Last on the Lighthouse stage in 2008, Adrian Marchuk stirs the pot in On The Air.
Adrian Marchuk has spent a few years away from the Lighthouse stage… maybe a few too many! He last appeared as Cale Blackwell in 2008’s FIRE. Since that time, he’s been in Jersey Boys in Toronto & Las Vegas, The Light in the Piazza, & Marry Me A Little, to name a few. We wanted to know more, so we asked him if it’s easier to play his character or be himself on stage, what’s his favourite stage show, and who in the cast is going to blow people away.
Lighthouse (L): Who in the show is most like their character? Who’s the least?
Adrian Marchuk (AM): A younger version of me is a lot like this character. Matt is overconfident, not very self-aware, and his life/work balance is all out of whack. He’s got to learn to hold a different definition of ‘success’ if he wants to be happy and stop messing things up. I was a lot like that in my twenties and early thirties.

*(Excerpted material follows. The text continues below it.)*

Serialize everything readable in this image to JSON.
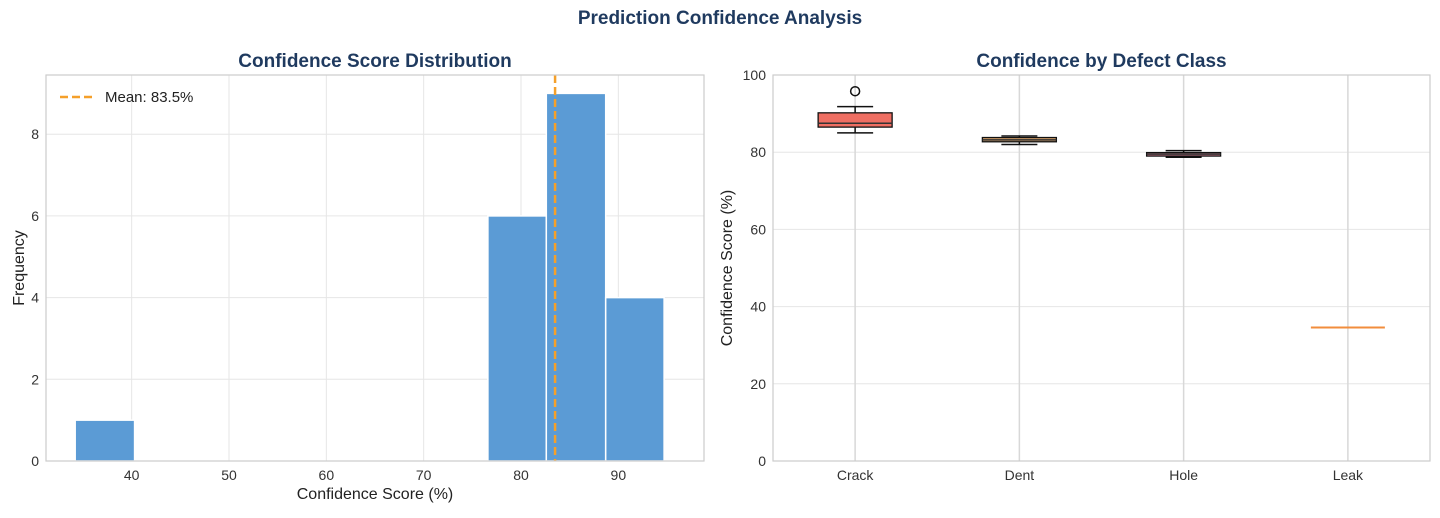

David Rosser is the least like his character. Uncle Art is harsh and abrasive and condescending whereas David is warm and kind and generous.
L: Is it easier to play this character or to be yourself on stage?
AM: Well, every character needs to be, in some sense, ‘yourself’ on stage, because you bring your own experiences and your own imagination to playing any part. Some characters are certainly easier to inhabit than others, an easier ‘fit’, in that their choices are more similar to your own, but in every case you’re trying to be as honest and truthful as you can, within the confines of what the writer has set out for you.
L: Besides this one, what’s your favourite stage show?
AM : Ha! That’s a big question. Let me pick across a few genres. Favourite musical: The Light In The Piazza. Favourite drama: August: Osage County. Favourite comedy: Lend Me A Tenor. Favourite Shakespeare: Twelfth Night
L: What will the audience be thinking about in the car as they drive home after this show?
AM: They’ll be thinking about how living and thriving in a small-town community is all about embracing and elevating the culture that is already there. My character’s big mistake is that he comes to town and tries to change everything and make it more ‘big city’. He learns to appreciate why his Dad loved this town, and why it might just be exactly where he belongs. So I think the audience will come away loving the quirks and idiosyncrasies of Port Dover.
L: Besides yourself, which actor in this production is going to blow people away?
AM: Oh, don’t make me choose! Everyone is terrific. If I had to be backed into a corner, Stephen Sparks as aging rocker Buck Mitchell is pretty fantastic.